Mountains

Mountains

Monday, January 21, 2013

BlikenLichten

We bought timers for our Christmas lights this year. It let us have them on while we were away, and probably saved some money since we didn't forget and leave them on all night.

The timers we got are digital (I wanted grounded outlets, and digital was the only way we could find a time with grounded outlets.

Of course, we got it home and I had to take it apart; I had to know how it worked.

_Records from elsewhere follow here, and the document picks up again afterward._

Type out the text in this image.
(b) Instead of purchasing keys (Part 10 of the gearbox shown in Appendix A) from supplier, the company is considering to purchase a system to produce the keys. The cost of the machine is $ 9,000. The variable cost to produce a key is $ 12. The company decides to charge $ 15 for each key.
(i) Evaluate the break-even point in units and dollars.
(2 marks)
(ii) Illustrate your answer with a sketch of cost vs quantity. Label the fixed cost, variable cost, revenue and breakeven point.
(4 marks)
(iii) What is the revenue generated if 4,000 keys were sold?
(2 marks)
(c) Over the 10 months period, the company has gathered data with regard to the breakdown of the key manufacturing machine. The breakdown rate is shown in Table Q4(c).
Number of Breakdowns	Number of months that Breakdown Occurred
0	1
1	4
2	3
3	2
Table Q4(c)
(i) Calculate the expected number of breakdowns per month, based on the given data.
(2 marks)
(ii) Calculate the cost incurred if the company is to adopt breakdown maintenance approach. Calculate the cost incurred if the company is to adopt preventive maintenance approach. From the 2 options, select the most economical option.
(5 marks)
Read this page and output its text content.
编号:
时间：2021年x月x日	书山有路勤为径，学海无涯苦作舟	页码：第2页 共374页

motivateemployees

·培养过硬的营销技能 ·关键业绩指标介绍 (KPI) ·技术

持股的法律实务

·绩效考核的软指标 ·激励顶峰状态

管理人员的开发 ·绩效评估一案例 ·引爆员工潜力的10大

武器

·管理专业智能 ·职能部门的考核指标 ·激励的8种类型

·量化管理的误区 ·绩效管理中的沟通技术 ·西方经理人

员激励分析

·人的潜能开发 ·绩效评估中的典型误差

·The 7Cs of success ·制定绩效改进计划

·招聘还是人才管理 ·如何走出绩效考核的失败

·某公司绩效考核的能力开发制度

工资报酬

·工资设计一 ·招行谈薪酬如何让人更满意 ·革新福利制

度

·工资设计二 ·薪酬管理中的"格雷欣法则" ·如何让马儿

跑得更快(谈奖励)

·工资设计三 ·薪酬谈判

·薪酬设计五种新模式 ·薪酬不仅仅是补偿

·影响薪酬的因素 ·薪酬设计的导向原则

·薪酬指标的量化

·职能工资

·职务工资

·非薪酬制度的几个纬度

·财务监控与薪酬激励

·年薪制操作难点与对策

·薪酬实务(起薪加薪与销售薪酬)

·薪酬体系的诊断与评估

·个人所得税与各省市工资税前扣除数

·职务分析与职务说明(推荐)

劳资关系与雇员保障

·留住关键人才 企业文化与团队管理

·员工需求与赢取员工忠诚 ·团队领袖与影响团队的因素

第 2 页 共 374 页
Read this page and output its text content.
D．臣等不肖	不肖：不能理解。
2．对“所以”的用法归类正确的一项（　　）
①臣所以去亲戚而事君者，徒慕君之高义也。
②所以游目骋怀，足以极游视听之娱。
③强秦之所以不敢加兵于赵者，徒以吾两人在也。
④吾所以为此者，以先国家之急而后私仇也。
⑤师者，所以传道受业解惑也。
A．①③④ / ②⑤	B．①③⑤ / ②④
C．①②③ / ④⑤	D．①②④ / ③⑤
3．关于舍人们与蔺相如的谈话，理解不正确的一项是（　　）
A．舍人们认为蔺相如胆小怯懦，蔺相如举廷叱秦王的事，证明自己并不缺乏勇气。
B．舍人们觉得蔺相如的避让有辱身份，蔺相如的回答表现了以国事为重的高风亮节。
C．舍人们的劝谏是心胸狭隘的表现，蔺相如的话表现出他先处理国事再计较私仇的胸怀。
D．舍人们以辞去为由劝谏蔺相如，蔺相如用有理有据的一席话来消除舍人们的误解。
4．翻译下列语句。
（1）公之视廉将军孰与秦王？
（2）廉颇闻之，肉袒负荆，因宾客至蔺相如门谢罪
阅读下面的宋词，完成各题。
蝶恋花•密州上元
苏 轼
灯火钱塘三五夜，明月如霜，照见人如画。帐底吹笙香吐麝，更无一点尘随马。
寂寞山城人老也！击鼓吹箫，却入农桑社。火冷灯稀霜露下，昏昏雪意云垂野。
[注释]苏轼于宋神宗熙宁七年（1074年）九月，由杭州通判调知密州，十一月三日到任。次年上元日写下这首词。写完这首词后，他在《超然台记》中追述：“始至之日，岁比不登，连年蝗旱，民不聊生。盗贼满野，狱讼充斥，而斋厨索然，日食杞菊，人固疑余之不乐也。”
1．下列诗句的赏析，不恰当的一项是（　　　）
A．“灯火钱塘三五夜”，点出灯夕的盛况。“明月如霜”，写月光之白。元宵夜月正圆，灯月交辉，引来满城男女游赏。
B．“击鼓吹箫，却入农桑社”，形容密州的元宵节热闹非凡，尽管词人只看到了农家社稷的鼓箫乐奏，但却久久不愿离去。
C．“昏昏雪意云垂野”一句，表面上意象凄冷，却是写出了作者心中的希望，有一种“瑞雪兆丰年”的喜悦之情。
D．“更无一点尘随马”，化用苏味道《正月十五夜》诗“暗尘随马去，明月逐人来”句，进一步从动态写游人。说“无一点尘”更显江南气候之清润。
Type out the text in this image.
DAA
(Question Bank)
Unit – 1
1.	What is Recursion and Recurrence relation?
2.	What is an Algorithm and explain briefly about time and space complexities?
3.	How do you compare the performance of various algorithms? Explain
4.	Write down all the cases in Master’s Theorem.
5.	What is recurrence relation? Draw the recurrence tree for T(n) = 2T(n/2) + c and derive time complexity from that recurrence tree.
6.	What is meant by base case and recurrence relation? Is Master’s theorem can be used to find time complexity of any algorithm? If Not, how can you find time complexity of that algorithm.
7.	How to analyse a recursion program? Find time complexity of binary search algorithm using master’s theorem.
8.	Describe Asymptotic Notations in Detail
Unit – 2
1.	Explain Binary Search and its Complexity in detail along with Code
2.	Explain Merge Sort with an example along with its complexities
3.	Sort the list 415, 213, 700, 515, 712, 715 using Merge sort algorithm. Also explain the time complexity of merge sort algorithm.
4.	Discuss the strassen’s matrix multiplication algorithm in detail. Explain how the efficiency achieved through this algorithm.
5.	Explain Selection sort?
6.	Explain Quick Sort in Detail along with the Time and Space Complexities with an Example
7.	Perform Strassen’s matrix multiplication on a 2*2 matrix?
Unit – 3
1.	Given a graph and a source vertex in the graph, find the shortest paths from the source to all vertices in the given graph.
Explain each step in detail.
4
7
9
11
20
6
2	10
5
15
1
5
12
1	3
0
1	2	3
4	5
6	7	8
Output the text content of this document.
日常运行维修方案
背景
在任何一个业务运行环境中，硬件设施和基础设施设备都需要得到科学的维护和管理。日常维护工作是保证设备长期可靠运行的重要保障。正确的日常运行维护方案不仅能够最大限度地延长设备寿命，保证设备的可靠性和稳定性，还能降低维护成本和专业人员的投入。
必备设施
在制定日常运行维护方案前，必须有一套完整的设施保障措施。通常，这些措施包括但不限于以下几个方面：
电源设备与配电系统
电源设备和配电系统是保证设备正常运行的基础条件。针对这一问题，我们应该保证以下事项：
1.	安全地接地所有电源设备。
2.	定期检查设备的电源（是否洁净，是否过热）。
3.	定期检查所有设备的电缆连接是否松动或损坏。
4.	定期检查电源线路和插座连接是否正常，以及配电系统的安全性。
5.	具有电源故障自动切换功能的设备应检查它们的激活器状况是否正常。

Do you recognize anything thing? Here, I'll give you a hint:

DC From AC Without a Transformer

The timer is made up of two boards, a power/switch board (left) and a clock board (right). The timer is powered by the rectifier/capacitor circuit in the lower left through the Yellow-Red wires, running to the clock. The clock has a battery (green, upper right), a photo sensor (middle far right, "dusk") and a quartz crystal (middle right). The clock signals a relay (black box, middle left) through a trigger circuit to turn the outlets on and off. I'm not precisely sure how that circuit works (didn't try to lift out that board). Plausibly, the clock opens the transistor (middle left, beside the relay), which applies partial rectified power using the diode and capacitor to the relay's coil. (The relay doesn't work when the timer is unplugged).

I'm surprised at how much of this timer is air and hand assembled discrete components.